We're all for appreciation but we prefer slow and steady to fast and volatile (because timing the market never works), so cash flow is the name of the game for us. Solid B class properties come in around $90-$120k or so in both markets, rents right around 1%. Obviously you'll need management either way if you're OOS so focus on people first, even before market. But that being said, AL is definitely worth a look no matter what strategy you're looking to use.

Good luck!

I like to combine location selection criteria into a full analysis that will tell me where I can get the highest rental yields at the lowest possible risk as a passive investor. Rent can be modeled using machine learning based on comps, location, and local economic factors. From there I take out holding costs specific to each location -- expenses for everything from taxes to insurance to vacancy. I model this down to the block level and then filter out everything but "B" neighborhoods, which I have defined using my own risk criteria. Here's what I get for the Dallas-Fort Worth area.

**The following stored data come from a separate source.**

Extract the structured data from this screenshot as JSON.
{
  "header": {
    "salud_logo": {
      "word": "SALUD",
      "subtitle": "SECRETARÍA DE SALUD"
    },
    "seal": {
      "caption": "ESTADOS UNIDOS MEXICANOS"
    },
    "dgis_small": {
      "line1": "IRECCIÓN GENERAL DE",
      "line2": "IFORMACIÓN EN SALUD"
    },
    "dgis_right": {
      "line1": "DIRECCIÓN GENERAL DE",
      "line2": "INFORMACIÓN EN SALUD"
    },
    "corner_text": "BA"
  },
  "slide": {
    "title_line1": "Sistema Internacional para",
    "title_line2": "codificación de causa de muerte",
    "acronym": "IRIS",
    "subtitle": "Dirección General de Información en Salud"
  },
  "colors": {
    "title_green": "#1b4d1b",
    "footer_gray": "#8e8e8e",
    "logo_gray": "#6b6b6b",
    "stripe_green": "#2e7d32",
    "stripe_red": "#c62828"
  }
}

It gives me a pretty good idea of that middle ground between too expensive and too risky. The areas the light up in orange tend to be the areas where risks are manageable but yields still high.

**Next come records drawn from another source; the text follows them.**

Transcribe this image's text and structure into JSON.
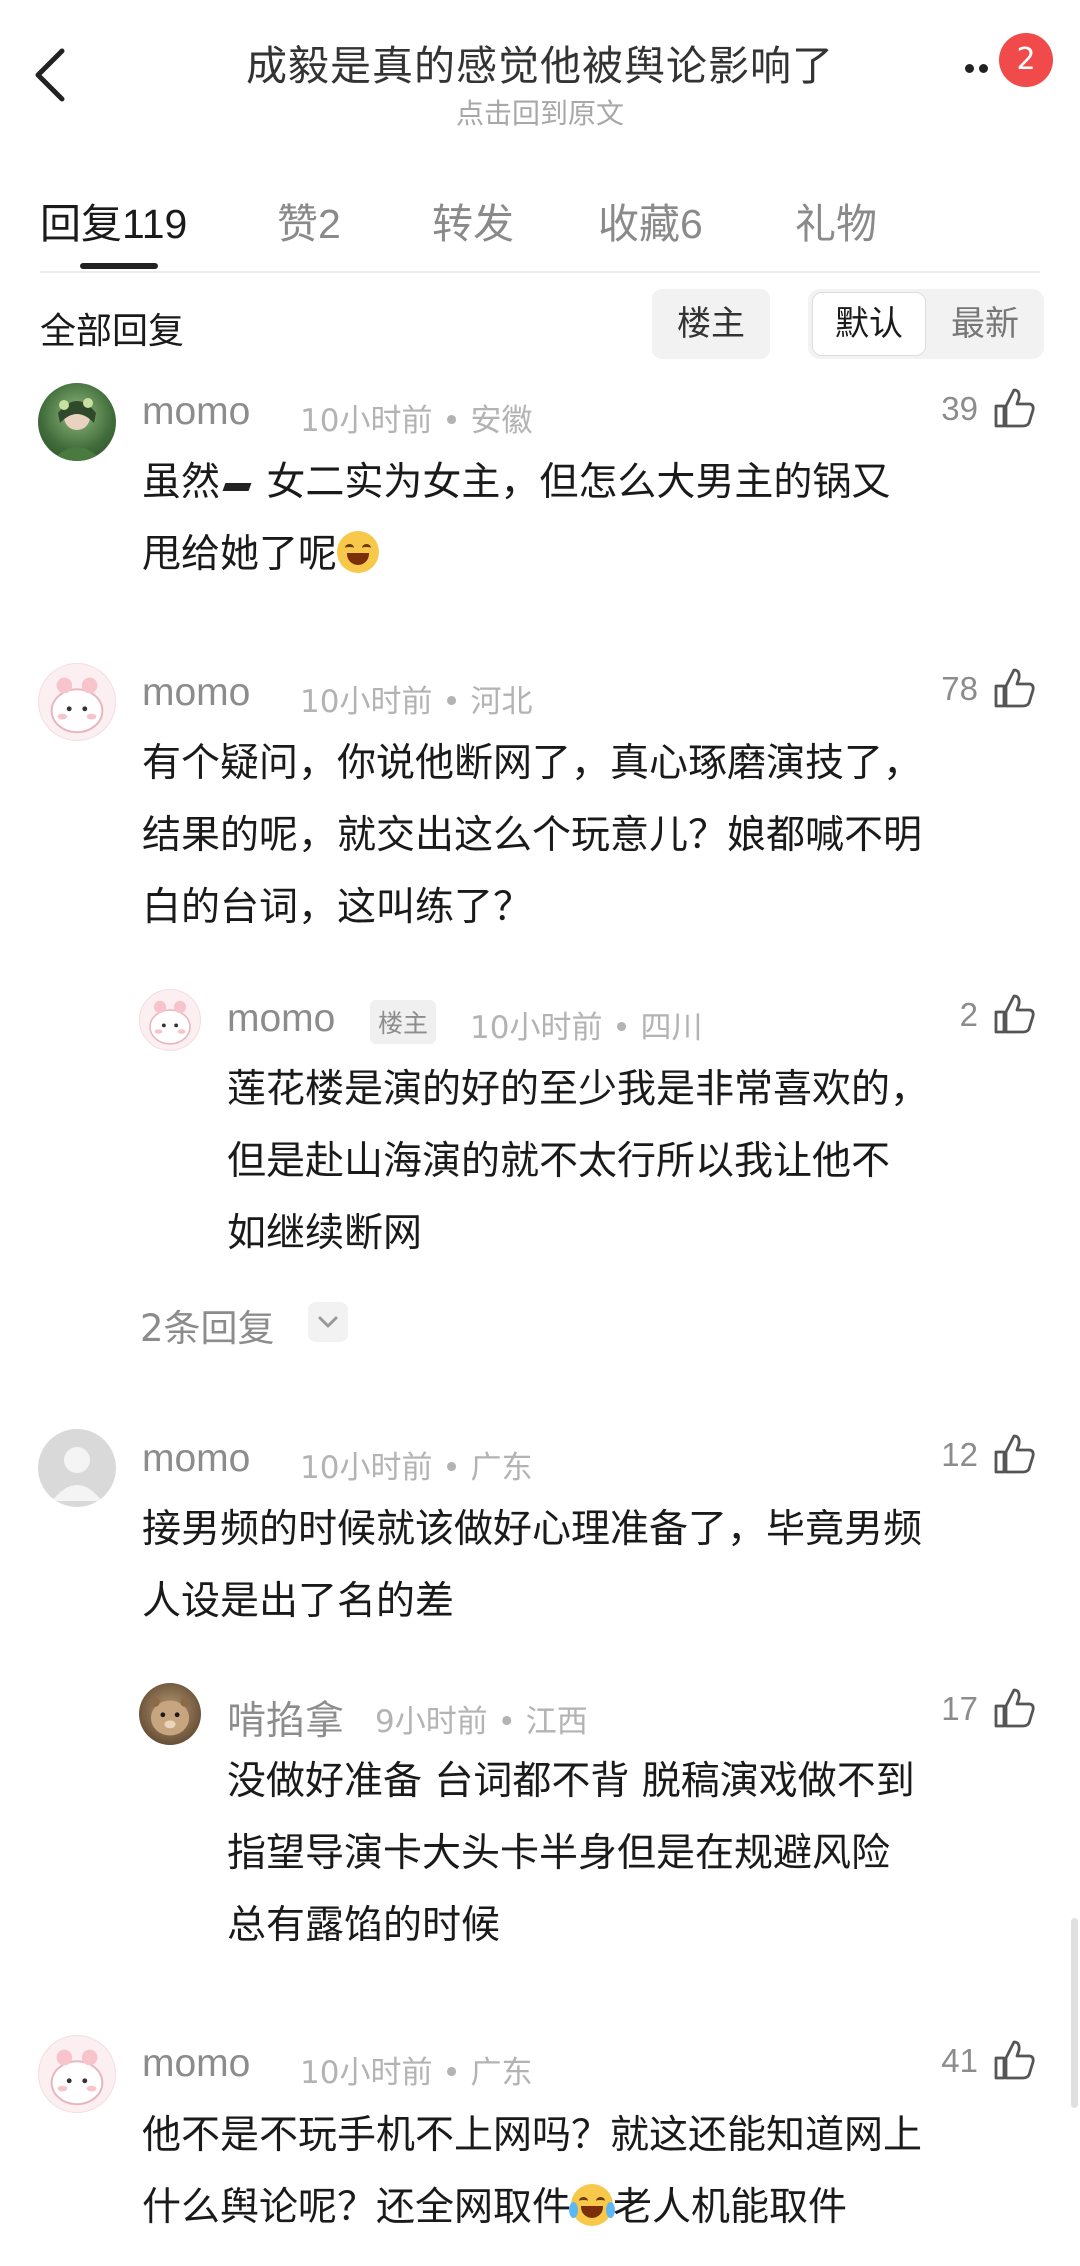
{
  "header": {
    "title": "成毅是真的感觉他被舆论影响了",
    "subtitle": "点击回到原文",
    "notification_count": "2"
  },
  "tabs": [
    {
      "label": "回复",
      "count": "119"
    },
    {
      "label": "赞",
      "count": "2"
    },
    {
      "label": "转发",
      "count": ""
    },
    {
      "label": "收藏",
      "count": "6"
    },
    {
      "label": "礼物",
      "count": ""
    }
  ],
  "filter": {
    "label": "全部回复",
    "op_only": "楼主",
    "sort_default": "默认",
    "sort_latest": "最新"
  },
  "comments": [
    {
      "user": "momo",
      "time": "10小时前",
      "location": "安徽",
      "likes": "39",
      "avatar_icon": "green-portrait-avatar",
      "lines": [
        "虽然",
        "女二实为女主，但怎么大男主的锅又",
        "甩给她了呢"
      ]
    },
    {
      "user": "momo",
      "time": "10小时前",
      "location": "河北",
      "likes": "78",
      "avatar_icon": "pink-cartoon-avatar",
      "lines": [
        "有个疑问，你说他断网了，真心琢磨演技了，",
        "结果的呢，就交出这么个玩意儿？娘都喊不明",
        "白的台词，这叫练了？"
      ],
      "reply": {
        "user": "momo",
        "op_tag": "楼主",
        "time": "10小时前",
        "location": "四川",
        "likes": "2",
        "lines": [
          "莲花楼是演的好的至少我是非常喜欢的，",
          "但是赴山海演的就不太行所以我让他不",
          "如继续断网"
        ]
      },
      "more_replies": "2条回复"
    },
    {
      "user": "momo",
      "time": "10小时前",
      "location": "广东",
      "likes": "12",
      "avatar_icon": "default-gray-avatar",
      "lines": [
        "接男频的时候就该做好心理准备了，毕竟男频",
        "人设是出了名的差"
      ],
      "reply": {
        "user": "啃掐拿",
        "time": "9小时前",
        "location": "江西",
        "likes": "17",
        "lines": [
          "没做好准备 台词都不背 脱稿演戏做不到",
          "指望导演卡大头卡半身但是在规避风险",
          "总有露馅的时候"
        ]
      }
    },
    {
      "user": "momo",
      "time": "10小时前",
      "location": "广东",
      "likes": "41",
      "avatar_icon": "pink-cartoon-avatar",
      "lines": [
        "他不是不玩手机不上网吗？就这还能知道网上",
        "什么舆论呢？还全网取件",
        "老人机能取件"
      ]
    }
  ],
  "meta_separator": "•"
}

Love hearing others on their start of the RE journey. Once you nailed down the place of interest, take a trip out there and get a good feel for the lay of the land. See if it really is the place you want to invest in. Also, use that opportunity to connect with a PM and brokers you will be working with. At the end of the day, its the relationships that help you build your portfolio and couple that with your will to build wealth plus comfort with the location. Relationships, will and comfort. 

Happy investing!

@Coleman Cox some great advice and tools here. I think turnkey is a great place to start. Even if you don’t go turnkey, evaluating them will tell you a lot about areas and if you really want to do your own value add, etc.

I have a slightly contrarian view on picking a market. I think the three most common reasons for new investor failure (other than lack of grit and determination) are as follows - in order.

1. People/team failures - some combination of communication, expectations shortfalls and/or failing to manage contractors and/or property managers

2. Planning is too optimistic and cash reserves are too low (this is catastrophic as it is nearly the only way people lose a property)

3. Picking the wrong neighborhood, block or address - this can happen in EVERY market. I.e. if you spend 10 hours picking a market, you should spend 100 picking the neighborhood/street/block and finally address.

I don’t know anyone who failed because they chose the wrong market. If it is your first investment, the best way you can get to long term success is to avoid failure. Focus on the 3 above in my opinion. Hopefully that helps.

@Coleman Cox I'm right there with you. I live in NYC but looking into OOS markets (Greenville SC, FL & OH). Right now I'm doing my due diligence to network with people in those markets. As you can tell this business is all about who you know. Best of luck to you as you narrow down you search. Keep us posted on what you decide.